Skye was silent for a moment, not understanding what Simmons was talking about.
"You regret saving him?" She tried with the worst possibility.
"No!" Simmons shout and immediately looked at the door, scared that her outburst might have woken Fitz up. "No, Dear Lord, no, never. But every day I regret I didn't swim faster. That I hadn't tried harder. Back then every millisecond was worth his weight in gold."
"You've done everything you could." Skye tried to reason with her, getting more and more uncomfortable with each second.
"Have I? How do you know that Skye? I could have swum faster. I could, I know that. I could have ignored my tiredness and forced my legs and arms to move faster."
Silence.
"Fitz is alive, that all that matters." Skye looked like she wanted to be somewhere far away. She hadn't signed up for this.
"When I reached the surface I took a deep breath, Skye. My lungs were burning. I took one breath, back in the pod, just after the glass shattered, then I swam 90 feet up, then I reached the surface. There was a fire in my lungs so I took a deep breath. And only then did I take Fitz's head out of the water. If my lungs were burning then, what about his? He didn't take a breath in the pod, because I took it away from him. And then I let him breath only after myself, Skye. Even though he needed it more than I did. I should have pushed him first." Her voice was almost a whisper now, and her lips twisted when she was no longer capable of steeling them.
Skye was looking at her, searching desperately for something to say, for some argument that would twist that logic.
"Simmons, that was just a split of second." She muttered finally with tiredness and resignation.
"And how many of his brain cells died in that split of second?" Simmons could easily calculate that, but she didn't want to work on this hypothesis anymore. "Maybe the ones responsible for his speech? Or movement? Or maybe the ones causing his migraine? In brain damage every millisecond is important."
Skye couldn't find the answer to her question. So she answered the real one instead.
"Nobody blames you Simmons. Nobody but you. Least of all Fitz."
Simmons remained silent and unconvinced. Skye looked at her for a moment, but there was nothing left for her to say, so she just patted her head trying to reassure her and went back to work. Simmons bit her lip and forced herself to go back to analysing a simulation of chemical reactions on her tablet.
"Being overprotective doesn't help anyone," she heard May's voice right above her head, "It only weakens. Makes a person look for support in matters that they could easily handle on their own."
Simmons just looked at older agent not knowing what to say, startled by the thought of how much she could have heard.
"And if you had fainted because you've denied yourself taking a breath," May continued apparently not expecting an answer at all. "Both of you would be dead. Some tactical decisions may seem egoistical, but are necessary." With that she simply left, leaving Simmons alone with her thoughts.

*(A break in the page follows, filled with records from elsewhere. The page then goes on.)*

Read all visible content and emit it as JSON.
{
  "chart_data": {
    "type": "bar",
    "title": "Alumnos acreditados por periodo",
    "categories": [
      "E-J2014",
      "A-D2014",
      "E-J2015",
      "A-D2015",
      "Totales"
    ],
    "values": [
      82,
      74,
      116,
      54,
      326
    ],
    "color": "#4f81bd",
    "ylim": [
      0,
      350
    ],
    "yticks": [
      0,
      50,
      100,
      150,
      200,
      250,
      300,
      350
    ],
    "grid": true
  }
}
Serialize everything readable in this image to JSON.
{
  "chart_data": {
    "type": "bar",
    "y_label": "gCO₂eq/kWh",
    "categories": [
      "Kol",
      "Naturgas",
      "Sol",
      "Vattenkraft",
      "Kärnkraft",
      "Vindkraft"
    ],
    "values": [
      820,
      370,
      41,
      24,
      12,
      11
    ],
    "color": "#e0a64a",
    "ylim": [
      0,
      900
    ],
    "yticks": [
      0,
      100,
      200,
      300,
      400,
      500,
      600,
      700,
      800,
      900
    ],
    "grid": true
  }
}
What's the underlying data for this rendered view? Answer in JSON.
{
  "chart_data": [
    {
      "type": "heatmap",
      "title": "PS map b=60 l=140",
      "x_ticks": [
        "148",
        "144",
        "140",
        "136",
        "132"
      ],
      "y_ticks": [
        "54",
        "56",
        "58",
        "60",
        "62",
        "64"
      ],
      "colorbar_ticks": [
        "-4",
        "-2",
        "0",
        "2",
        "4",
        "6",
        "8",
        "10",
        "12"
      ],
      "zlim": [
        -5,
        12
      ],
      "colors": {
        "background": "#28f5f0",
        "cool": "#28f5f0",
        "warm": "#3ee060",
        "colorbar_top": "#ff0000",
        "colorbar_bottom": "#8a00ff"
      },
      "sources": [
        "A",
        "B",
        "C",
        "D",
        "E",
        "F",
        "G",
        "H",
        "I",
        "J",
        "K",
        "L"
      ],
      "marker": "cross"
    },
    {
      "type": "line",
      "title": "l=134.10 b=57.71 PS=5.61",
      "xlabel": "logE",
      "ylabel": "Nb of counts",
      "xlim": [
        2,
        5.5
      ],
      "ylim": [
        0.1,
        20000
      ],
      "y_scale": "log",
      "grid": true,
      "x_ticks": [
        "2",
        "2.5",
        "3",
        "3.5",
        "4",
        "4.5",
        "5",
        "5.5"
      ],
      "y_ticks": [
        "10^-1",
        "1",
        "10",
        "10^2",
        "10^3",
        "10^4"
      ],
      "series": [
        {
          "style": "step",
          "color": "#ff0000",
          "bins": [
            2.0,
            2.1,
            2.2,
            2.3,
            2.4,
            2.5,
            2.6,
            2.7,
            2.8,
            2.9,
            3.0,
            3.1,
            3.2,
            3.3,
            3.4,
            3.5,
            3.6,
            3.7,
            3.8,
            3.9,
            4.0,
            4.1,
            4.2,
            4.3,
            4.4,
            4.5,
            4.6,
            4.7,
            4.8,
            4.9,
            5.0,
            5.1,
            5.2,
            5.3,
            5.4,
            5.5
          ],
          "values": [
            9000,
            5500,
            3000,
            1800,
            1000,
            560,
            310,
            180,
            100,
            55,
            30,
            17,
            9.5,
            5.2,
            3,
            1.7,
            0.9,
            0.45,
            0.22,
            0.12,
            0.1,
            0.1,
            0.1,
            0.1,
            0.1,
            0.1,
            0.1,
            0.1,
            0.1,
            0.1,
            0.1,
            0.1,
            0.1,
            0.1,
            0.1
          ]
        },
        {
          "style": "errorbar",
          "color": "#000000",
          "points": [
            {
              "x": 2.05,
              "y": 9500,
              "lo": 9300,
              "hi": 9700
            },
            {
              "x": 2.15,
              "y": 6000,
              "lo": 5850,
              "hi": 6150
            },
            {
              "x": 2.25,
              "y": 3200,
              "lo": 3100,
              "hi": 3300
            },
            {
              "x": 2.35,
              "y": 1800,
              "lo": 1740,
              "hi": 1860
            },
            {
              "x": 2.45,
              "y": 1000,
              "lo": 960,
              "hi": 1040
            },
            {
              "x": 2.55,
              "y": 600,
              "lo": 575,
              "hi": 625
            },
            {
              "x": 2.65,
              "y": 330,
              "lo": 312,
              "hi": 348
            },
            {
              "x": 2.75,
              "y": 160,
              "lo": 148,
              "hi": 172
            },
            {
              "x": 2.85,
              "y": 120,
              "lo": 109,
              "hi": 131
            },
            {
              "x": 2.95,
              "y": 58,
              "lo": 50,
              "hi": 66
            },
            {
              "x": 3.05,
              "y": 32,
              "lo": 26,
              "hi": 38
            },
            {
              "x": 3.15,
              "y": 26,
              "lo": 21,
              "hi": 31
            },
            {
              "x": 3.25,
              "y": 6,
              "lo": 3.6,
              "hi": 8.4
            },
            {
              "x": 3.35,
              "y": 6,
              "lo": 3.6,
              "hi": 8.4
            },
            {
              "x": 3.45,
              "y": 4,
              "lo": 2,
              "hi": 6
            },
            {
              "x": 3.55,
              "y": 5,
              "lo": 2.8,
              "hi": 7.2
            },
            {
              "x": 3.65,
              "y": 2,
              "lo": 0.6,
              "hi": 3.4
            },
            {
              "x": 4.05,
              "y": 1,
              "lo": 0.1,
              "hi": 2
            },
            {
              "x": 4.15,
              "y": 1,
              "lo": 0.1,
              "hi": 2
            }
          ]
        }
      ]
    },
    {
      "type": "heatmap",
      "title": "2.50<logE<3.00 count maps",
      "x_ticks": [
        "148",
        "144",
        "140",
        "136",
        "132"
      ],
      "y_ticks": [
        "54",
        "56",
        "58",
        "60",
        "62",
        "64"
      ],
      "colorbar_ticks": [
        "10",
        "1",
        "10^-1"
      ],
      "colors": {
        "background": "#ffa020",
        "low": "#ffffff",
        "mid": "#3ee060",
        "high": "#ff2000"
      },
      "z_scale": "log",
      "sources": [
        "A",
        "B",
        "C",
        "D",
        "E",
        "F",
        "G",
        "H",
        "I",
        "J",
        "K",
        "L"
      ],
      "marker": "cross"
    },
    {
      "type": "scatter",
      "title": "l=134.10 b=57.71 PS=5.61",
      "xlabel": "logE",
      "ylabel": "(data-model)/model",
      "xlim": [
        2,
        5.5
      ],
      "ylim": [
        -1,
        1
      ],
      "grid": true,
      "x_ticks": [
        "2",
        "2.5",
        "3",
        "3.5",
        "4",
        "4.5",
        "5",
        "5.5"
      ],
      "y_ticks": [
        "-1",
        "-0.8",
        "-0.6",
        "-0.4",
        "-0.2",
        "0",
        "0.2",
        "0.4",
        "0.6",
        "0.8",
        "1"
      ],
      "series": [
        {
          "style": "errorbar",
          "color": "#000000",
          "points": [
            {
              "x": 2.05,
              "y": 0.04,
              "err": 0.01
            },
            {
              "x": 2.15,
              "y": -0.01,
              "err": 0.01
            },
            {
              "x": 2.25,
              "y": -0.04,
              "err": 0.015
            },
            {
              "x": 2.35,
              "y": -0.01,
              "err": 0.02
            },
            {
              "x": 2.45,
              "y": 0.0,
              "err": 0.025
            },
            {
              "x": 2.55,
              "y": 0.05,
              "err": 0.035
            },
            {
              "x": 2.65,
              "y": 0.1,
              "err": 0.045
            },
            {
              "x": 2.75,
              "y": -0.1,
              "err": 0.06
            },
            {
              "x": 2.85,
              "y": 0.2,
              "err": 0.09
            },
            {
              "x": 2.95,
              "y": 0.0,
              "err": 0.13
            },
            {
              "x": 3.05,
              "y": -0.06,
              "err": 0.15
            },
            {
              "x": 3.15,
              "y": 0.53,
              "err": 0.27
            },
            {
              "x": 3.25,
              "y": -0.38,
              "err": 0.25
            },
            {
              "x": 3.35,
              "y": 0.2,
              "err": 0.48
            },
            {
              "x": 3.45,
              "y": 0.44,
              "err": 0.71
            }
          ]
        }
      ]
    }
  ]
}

Less than thirty minutes later May was finishing her video conference with Coulson, reporting about the latest events at the Playground.
"As for Simmons," she said looking pointedly at the screen. "She's reaching her limit."
A/N:
- I know that by the time Simmons reached the surface Fitz's lungs were probably full of water so he couldn't breathe anyway, but still I think that Simmons would wonder if it wouldn't be better for him if he was out of water a second sooner. I guess she would still blame herself.
- I wondered for a long time if this chapter is really necessary, but I figured that since I've already written it I may as well post it.
- Thanks to TheLateNightStoryTeller, amandajbruce and hazel-elizabeth-stark for beta reading.